The Helmet of Horror builds the twisty, turning, unthreaded conversation out to the length of a short novel in which the participants try to figure out their situations, try to meet up, and talk about what, if anything, it all means. The book was originally published in 2006, a time when fewer people had experience with long-running conversations of this sort, and far fewer in Pelevin’s native Russia. Reading it then, especially for people who were not early adopters of online life, would have seemed like encountering persons from a different world. Even today the book is a good representation of the idiosyncrasies of long online conversations. There’s topic drift, people pop in and out, some try to derail the discussion while others vent their annoyance, some make deeper connections and some play it all for laughs.

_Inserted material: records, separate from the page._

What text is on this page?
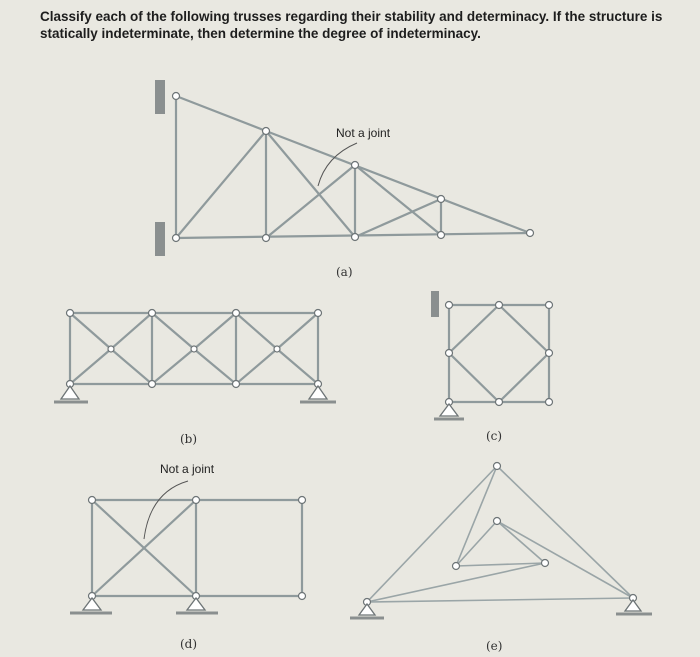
Classify each of the following trusses regarding their stability and determinacy. If the structure is statically indeterminate, then determine the degree of indeterminacy.

Not a joint
(a)
(b)	(c)
Not a joint
(d)	(e)
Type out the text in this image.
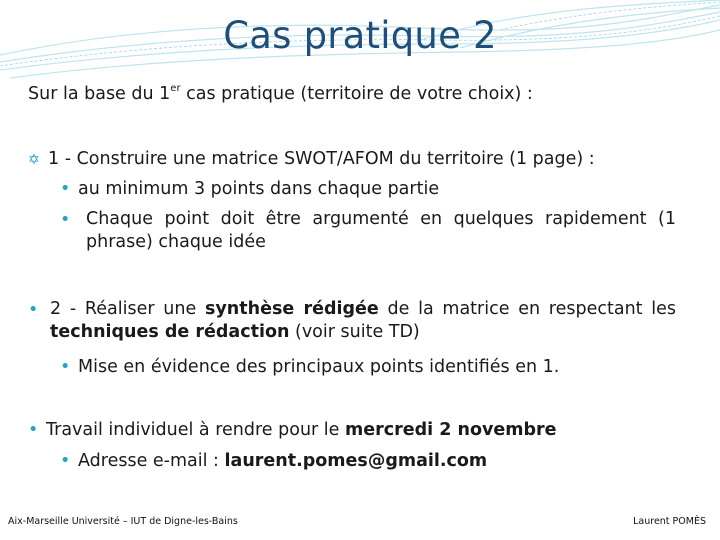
Cas pratique 2
Sur la base du 1er cas pratique (territoire de votre choix) :
✡ 1 - Construire une matrice SWOT/AFOM du territoire (1 page) :
• au minimum 3 points dans chaque partie
• Chaque point doit être argumenté en quelques rapidement (1 phrase) chaque idée
• 2 - Réaliser une synthèse rédigée de la matrice en respectant les techniques de rédaction (voir suite TD)
• Mise en évidence des principaux points identifiés en 1.
• Travail individuel à rendre pour le mercredi 2 novembre
• Adresse e-mail : laurent.pomes@gmail.com
Aix-Marseille Université – IUT de Digne-les-Bains	Laurent POMÈS
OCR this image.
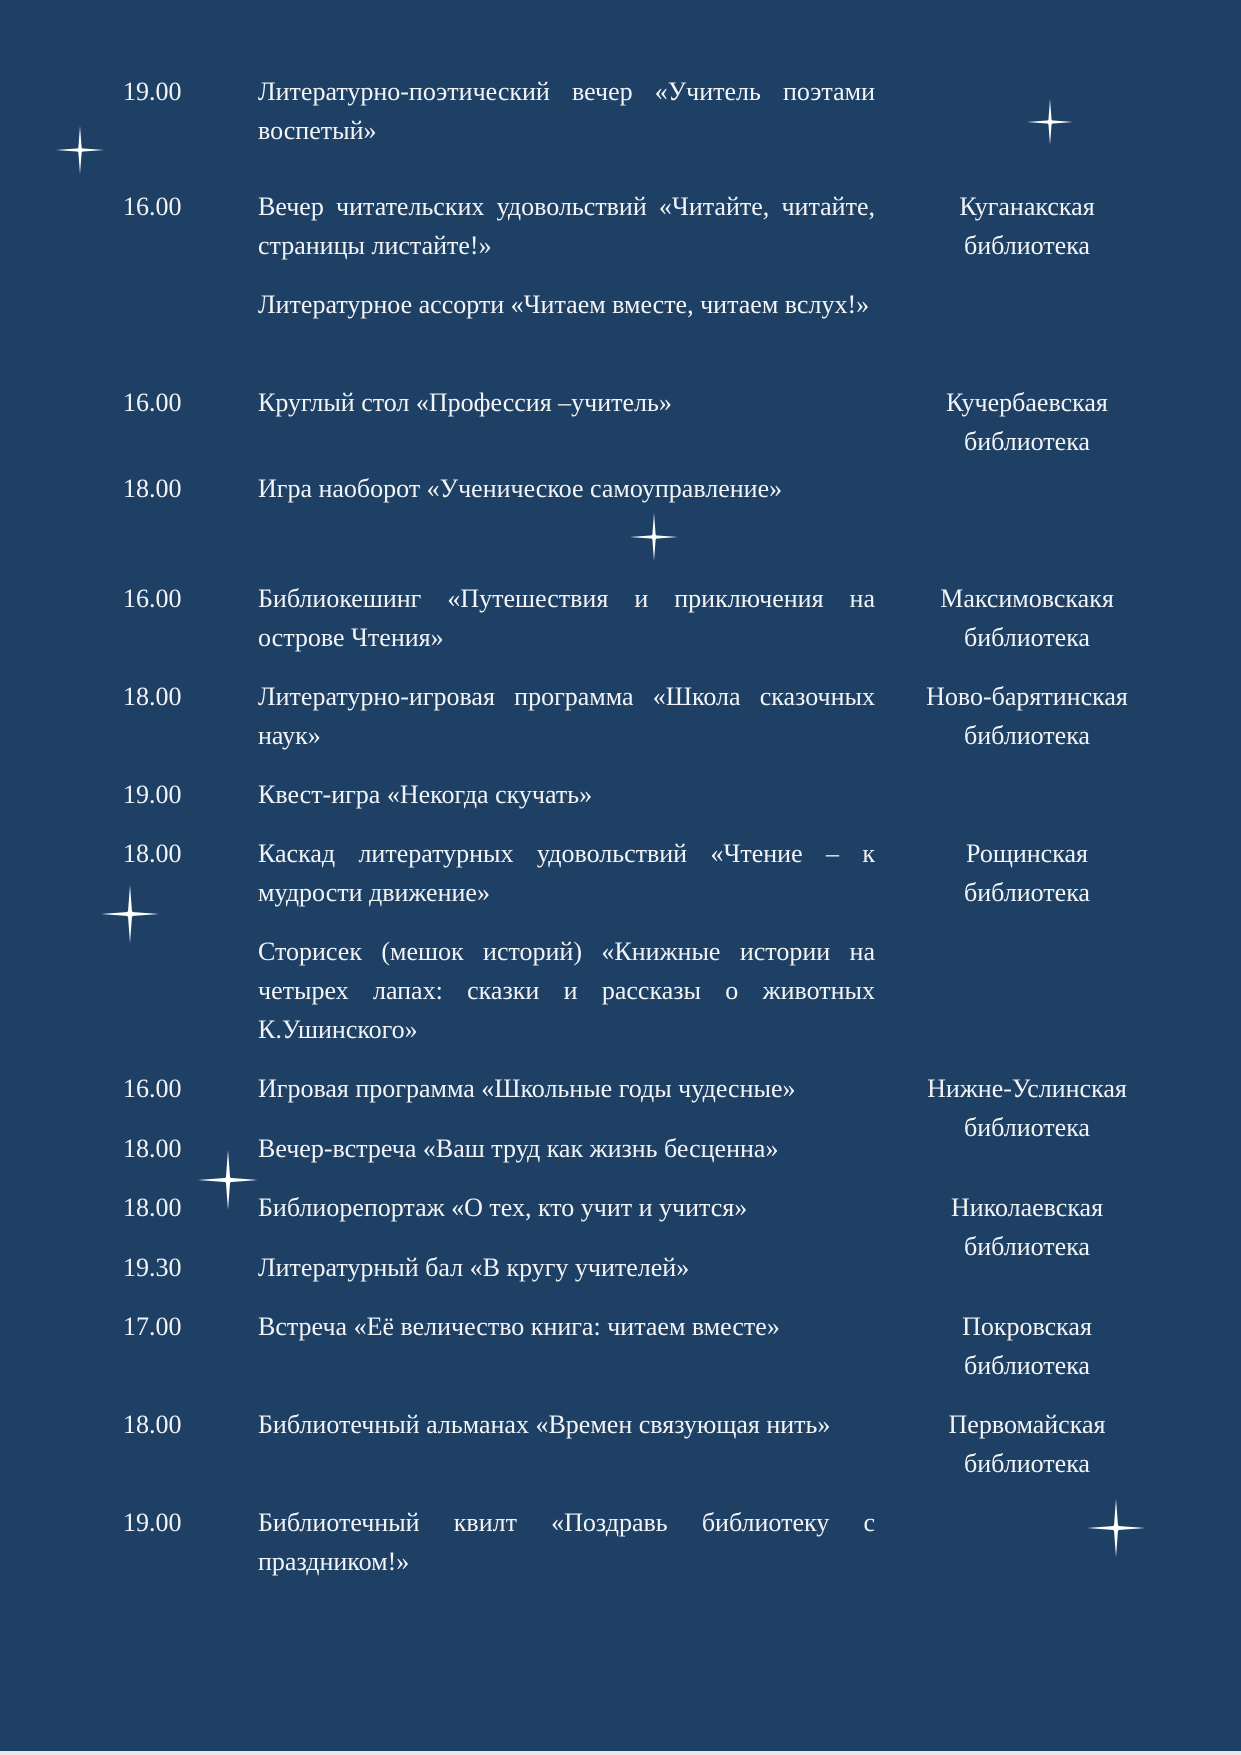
19.00
16.00
16.00
18.00
16.00
18.00
19.00
18.00
16.00
18.00
18.00
19.30
17.00
18.00
19.00
Литературно-поэтический вечер «Учитель поэтами воспетый»
Вечер читательских удовольствий «Читайте, читайте, страницы листайте!»
Литературное ассорти «Читаем вместе, читаем вслух!»
Круглый стол «Профессия –учитель»
Игра наоборот «Ученическое самоуправление»
Библиокешинг «Путешествия и приключения на острове Чтения»
Литературно-игровая программа «Школа сказочных наук»
Квест-игра «Некогда скучать»
Каскад литературных удовольствий «Чтение – к мудрости движение»
Сторисек (мешок историй) «Книжные истории на четырех лапах: сказки и рассказы о животных К.Ушинского»
Игровая программа «Школьные годы чудесные»
Вечер-встреча «Ваш труд как жизнь бесценна»
Библиорепортаж «О тех, кто учит и учится»
Литературный бал «В кругу учителей»
Встреча «Её величество книга: читаем вместе»
Библиотечный альманах «Времен связующая нить»
Библиотечный квилт «Поздравь библиотеку с праздником!»
Куганакская
библиотека
Кучербаевская
библиотека
Максимовскакя
библиотека
Ново-барятинская
библиотека
Рощинская
библиотека
Нижне-Услинская
библиотека
Николаевская
библиотека
Покровская
библиотека
Первомайская
библиотека
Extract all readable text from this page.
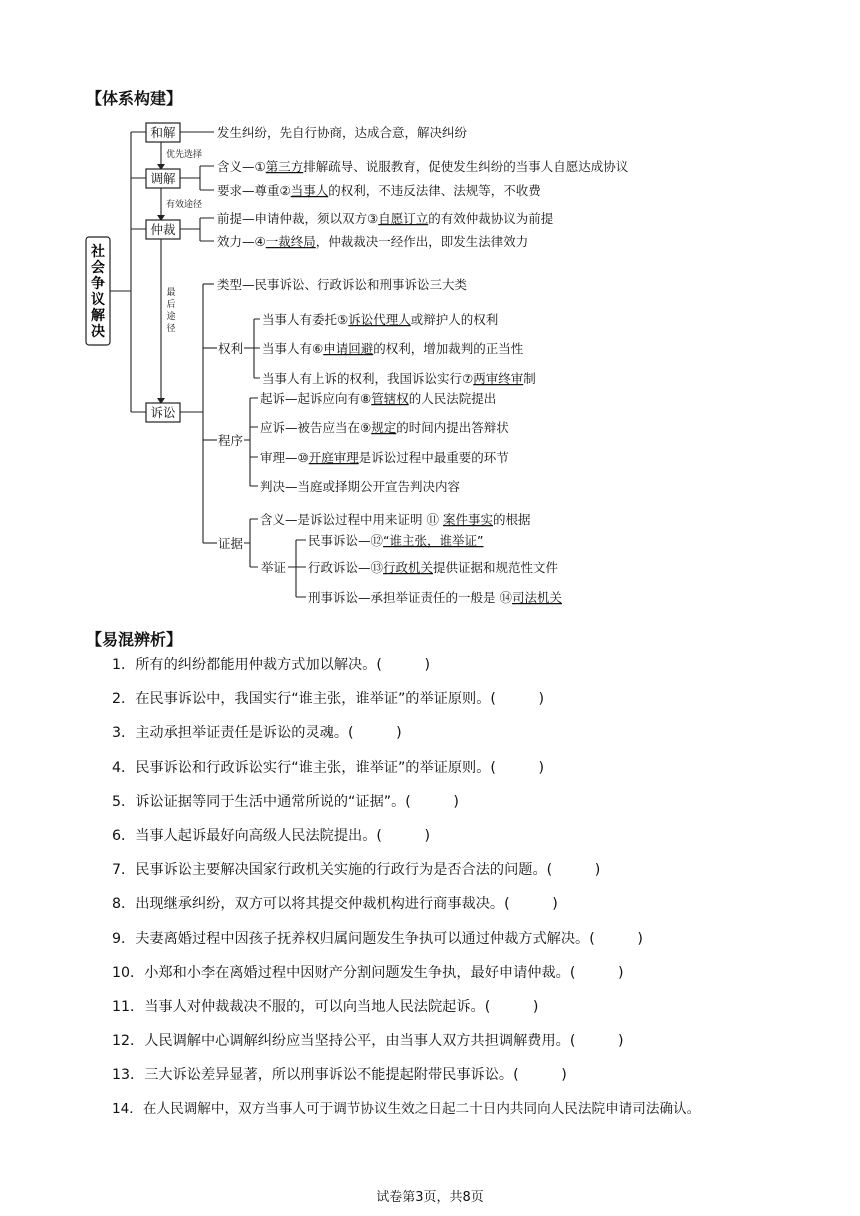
【体系构建】
社
会
争
议
解
决
优先选择
有效途径
最
后
途
径
和解	发生纠纷，先自行协商，达成合意，解决纠纷
调解
含义—①第三方排解疏导、说服教育，促使发生纠纷的当事人自愿达成协议
要求—尊重②当事人的权利，不违反法律、法规等，不收费
仲裁
前提—申请仲裁，须以双方③自愿订立的有效仲裁协议为前提
效力—④一裁终局，仲裁裁决一经作出，即发生法律效力
诉讼
类型—民事诉讼、行政诉讼和刑事诉讼三大类
权利
当事人有委托⑤诉讼代理人或辩护人的权利
当事人有⑥申请回避的权利，增加裁判的正当性
当事人有上诉的权利，我国诉讼实行⑦两审终审制
程序
起诉—起诉应向有⑧管辖权的人民法院提出
应诉—被告应当在⑨规定的时间内提出答辩状
审理—⑩开庭审理是诉讼过程中最重要的环节
判决—当庭或择期公开宣告判决内容
证据
含义—是诉讼过程中用来证明 ⑪ 案件事实的根据
举证
民事诉讼—⑫“谁主张，谁举证”
行政诉讼—⑬行政机关提供证据和规范性文件
刑事诉讼—承担举证责任的一般是 ⑭司法机关
【易混辨析】
1．所有的纠纷都能用仲裁方式加以解决。(　　　)
2．在民事诉讼中，我国实行“谁主张，谁举证”的举证原则。(　　　)
3．主动承担举证责任是诉讼的灵魂。(　　　)
4．民事诉讼和行政诉讼实行“谁主张，谁举证”的举证原则。(　　　)
5．诉讼证据等同于生活中通常所说的“证据”。(　　　)
6．当事人起诉最好向高级人民法院提出。(　　　)
7．民事诉讼主要解决国家行政机关实施的行政行为是否合法的问题。(　　　)
8．出现继承纠纷，双方可以将其提交仲裁机构进行商事裁决。(　　　)
9．夫妻离婚过程中因孩子抚养权归属问题发生争执可以通过仲裁方式解决。(　　　)
10．小郑和小李在离婚过程中因财产分割问题发生争执，最好申请仲裁。(　　　)
11．当事人对仲裁裁决不服的，可以向当地人民法院起诉。(　　　)
12．人民调解中心调解纠纷应当坚持公平，由当事人双方共担调解费用。(　　　)
13．三大诉讼差异显著，所以刑事诉讼不能提起附带民事诉讼。(　　　)
14．在人民调解中，双方当事人可于调节协议生效之日起二十日内共同向人民法院申请司法确认。
试卷第3页，共8页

The cast of The Helmet of Horror includes Organizm(-: (complete with emoji every time), Romeo-y-Cohiba (whose cigar is not just a cigar) and Nutscracker at the start. Soon after the first three have described their similar situations with the single cell, Monstradamus shows up and asks to join, swiftly followed by the return of Ariadne, who says she fell asleep after starting the thread. In due course IsoldA turns up; her first posting explains to the guys something about manga and tentacle porn. Fortunately, Pelevin leaves a lot unsaid.